In 1975, the year South Vietnam fell, I was a medical student training in paediatrics. Paediatricians are especially kind and decent people, for only such people would be drawn to work mainly with children. Still, there was serious talk of emigration among my paediatrician mentors. One did emigrate with his entire family.

My parents called a family meeting in their bedroom soon after Saigon fell. My father, Mr Lee Kuan Yew, then Singapore’s Prime Minister, told us: ‘Mama and I will stay here to the bitter end. Hsien Loong is already in the SAF and must do his duty. But the three of you need not feel obliged to stay.’

In the end, the Vietnamese communists did not march down Peninsular Malaysia, Singapore thrived, Hsien Yang followed Hsien Loong in accepting both the SAF and President’s Scholarships, and my brothers both served out their bonds.

I myself had accepted a President’s Scholarship in 1973 to study medicine at the University of Singapore. It was a five-year course for which the Public Service Commission paid me approximately $3,000 to $4,000 annually. Most of it went towards my medical school fees. I was bonded for eight years.

Subsequently, I accepted several more scholarships from the Government and have served a total of 16 years of bond. I stayed on in the public sector after completing my bond and am now in my 31st year in service. I have also had the opportunity to live and study overseas for four years. I enjoyed living in North America.

As a nature lover, I appreciated the magic of the seasons. I enjoyed observing spring trying to announce its arrival with crocuses that may subsequently be buried by a late spring snowfall.

Spring in its full-blown splendour of trees, with budding leaves in the most tender hues of green…The daffodils…The cherry blossoms in full bloom along the Charles River in Cambridge, Massachusetts…Running alone at first dawn or twilight, as petals fluttered down on you, was a magical experience.

Then fall with its burst of colours, turning what was an almost uniformly green landscape into a tapestry of yellow, gold, rust, red and green that met your eyes as you jogged. And then winter announcing the end of the year – time to go cross-country skiing or find an indoor track to run.

The changing seasons enhanced the quality of life in a way that only someone who has lived in New England for three years, as I did, can appreciate. But I always returned home.
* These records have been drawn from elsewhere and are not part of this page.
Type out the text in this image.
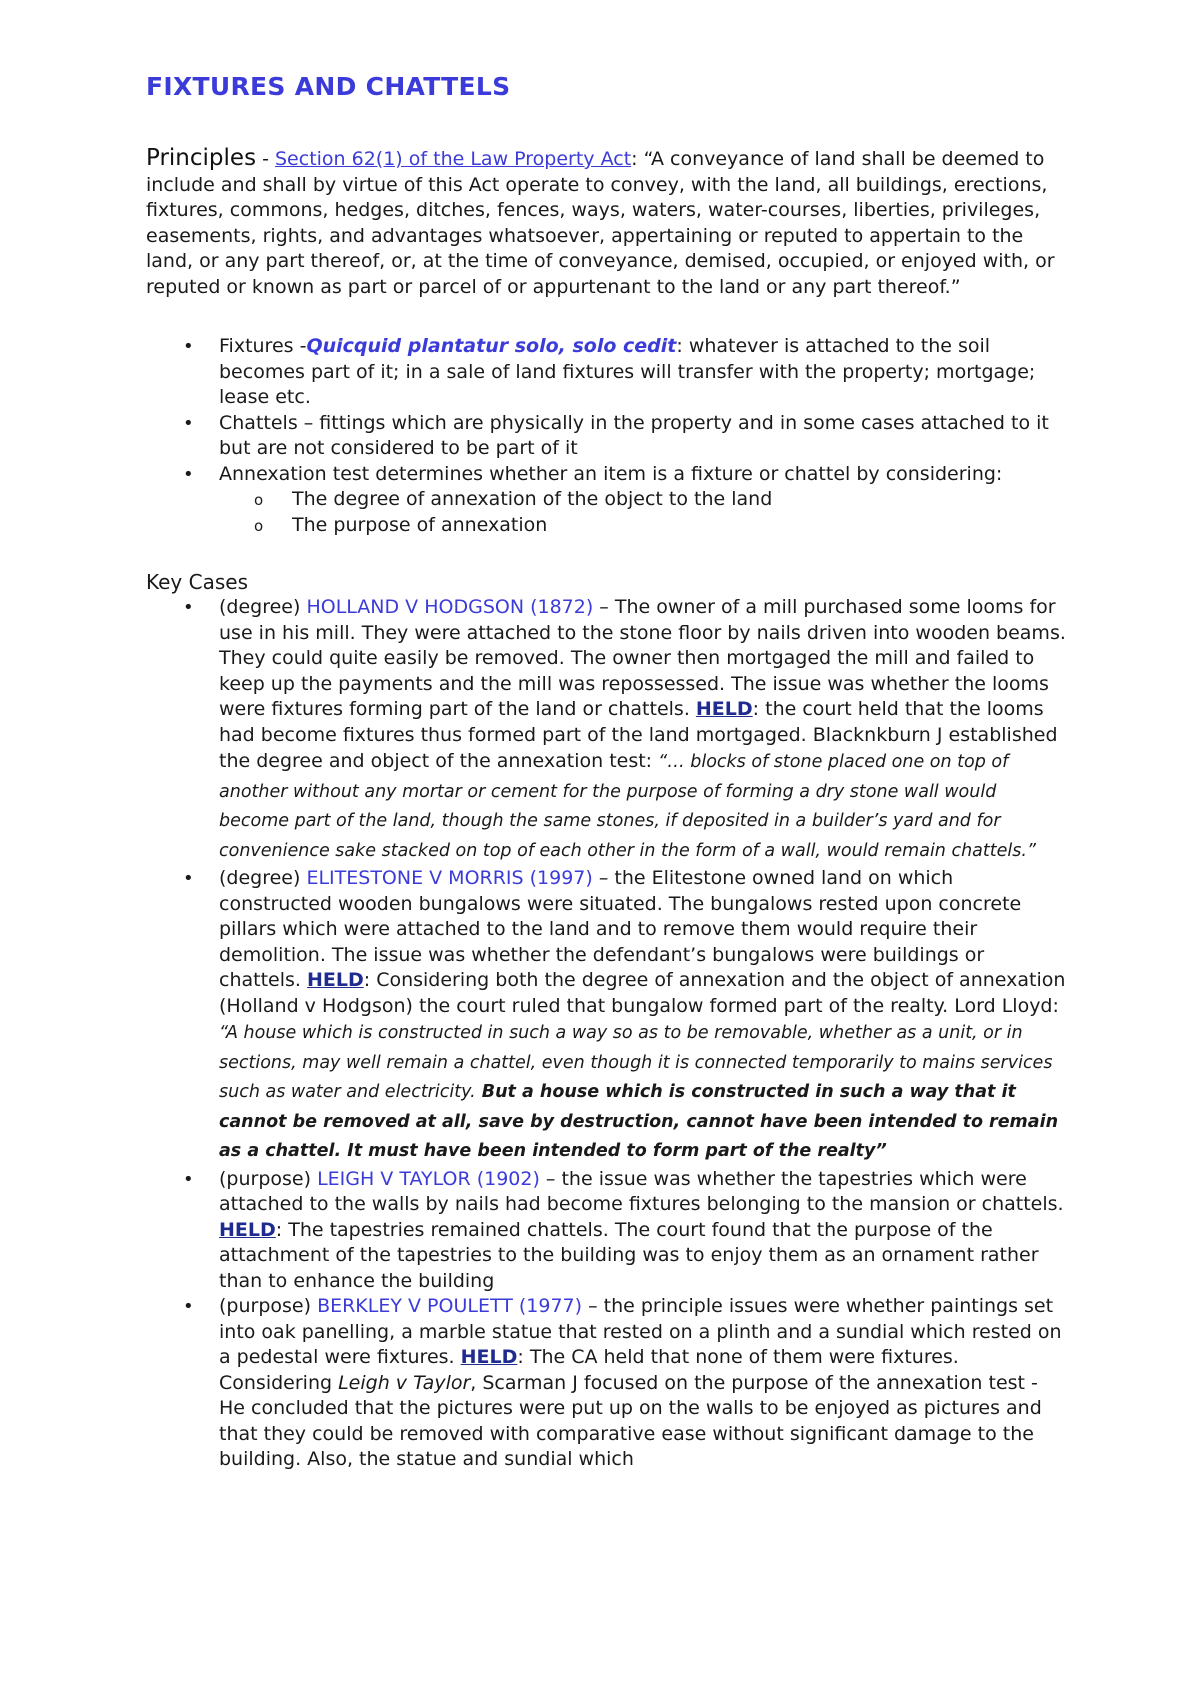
FIXTURES AND CHATTELS

Principles - Section 62(1) of the Law Property Act: “A conveyance of land shall be deemed to include and shall by virtue of this Act operate to convey, with the land, all buildings, erections, fixtures, commons, hedges, ditches, fences, ways, waters, water-courses, liberties, privileges, easements, rights, and advantages whatsoever, appertaining or reputed to appertain to the land, or any part thereof, or, at the time of conveyance, demised, occupied, or enjoyed with, or reputed or known as part or parcel of or appurtenant to the land or any part thereof.”

• Fixtures -Quicquid plantatur solo, solo cedit: whatever is attached to the soil becomes part of it; in a sale of land fixtures will transfer with the property; mortgage; lease etc.
• Chattels – fittings which are physically in the property and in some cases attached to it but are not considered to be part of it
• Annexation test determines whether an item is a fixture or chattel by considering:
o The degree of annexation of the object to the land
o The purpose of annexation

Key Cases

• (degree) HOLLAND V HODGSON (1872) – The owner of a mill purchased some looms for use in his mill. They were attached to the stone floor by nails driven into wooden beams. They could quite easily be removed. The owner then mortgaged the mill and failed to keep up the payments and the mill was repossessed. The issue was whether the looms were fixtures forming part of the land or chattels. HELD: the court held that the looms had become fixtures thus formed part of the land mortgaged. Blacknkburn J established the degree and object of the annexation test: “… blocks of stone placed one on top of another without any mortar or cement for the purpose of forming a dry stone wall would become part of the land, though the same stones, if deposited in a builder’s yard and for convenience sake stacked on top of each other in the form of a wall, would remain chattels.”
• (degree) ELITESTONE V MORRIS (1997) – the Elitestone owned land on which constructed wooden bungalows were situated. The bungalows rested upon concrete pillars which were attached to the land and to remove them would require their demolition. The issue was whether the defendant’s bungalows were buildings or chattels. HELD: Considering both the degree of annexation and the object of annexation (Holland v Hodgson) the court ruled that bungalow formed part of the realty. Lord Lloyd: “A house which is constructed in such a way so as to be removable, whether as a unit, or in sections, may well remain a chattel, even though it is connected temporarily to mains services such as water and electricity. But a house which is constructed in such a way that it cannot be removed at all, save by destruction, cannot have been intended to remain as a chattel. It must have been intended to form part of the realty”
• (purpose) LEIGH V TAYLOR (1902) – the issue was whether the tapestries which were attached to the walls by nails had become fixtures belonging to the mansion or chattels. HELD: The tapestries remained chattels. The court found that the purpose of the attachment of the tapestries to the building was to enjoy them as an ornament rather than to enhance the building
• (purpose) BERKLEY V POULETT (1977) – the principle issues were whether paintings set into oak panelling, a marble statue that rested on a plinth and a sundial which rested on a pedestal were fixtures. HELD: The CA held that none of them were fixtures. Considering Leigh v Taylor, Scarman J focused on the purpose of the annexation test - He concluded that the pictures were put up on the walls to be enjoyed as pictures and that they could be removed with comparative ease without significant damage to the building. Also, the statue and sundial which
I never doubted that home was anything other than Singapore.

I suffered a serious surgical complication on Jan 9 and am now recuperating in Singapore General Hospital as I write this.

I was in pain earlier this afternoon and, unable to do much, I dozed off. When I woke, my friend Gino was quietly sitting in the next room.

He had brought along with him brand-new running shorts and socks. I had messaged him at noon to ask him to get them for me but did not expect him to do so immediately. Gino is an excellent physiotherapist who helped me through an extremely difficult rehabilitation in 2002. We have been close friends since.

He had recently resigned from the Singapore Sports Council and we discussed the best location for him to set up shop. He gave me a sports massage and we chatted for some time until I felt up to doing my step aerobics.

This morning, one of my cousins dropped by, followed by my doctor-friends from the National Neuroscience Institute.

I am now staring at the skyline that I had stared at from the same window in 2002 and 2003. Then as now I was hospitalised for prolonged periods because of serious surgical accidents, which I later pulled through against great odds.

There are many more tall buildings now than there were in 2002 and 2003. This is a city-state. I am unlikely ever to go hiking again – in Hawaii or Bhutan, Kerala or New Zealand – my one and only real hobby.

What keeps me rooted here are my nuclear family and my friends. We enjoy good times together and help and support one another during bad times. They – rather than Olympic medals or National Day Parades – are the main reason why I feel this place is home and why it is worth fighting for if the need should arise.

The idea of dying does not scare me. But to be willing to stay on and fight for Singapore – that goes beyond simple logic. It is the result of the emotional bond I have with those who are important in my life as well as with those for whom I feel a sense of responsibility.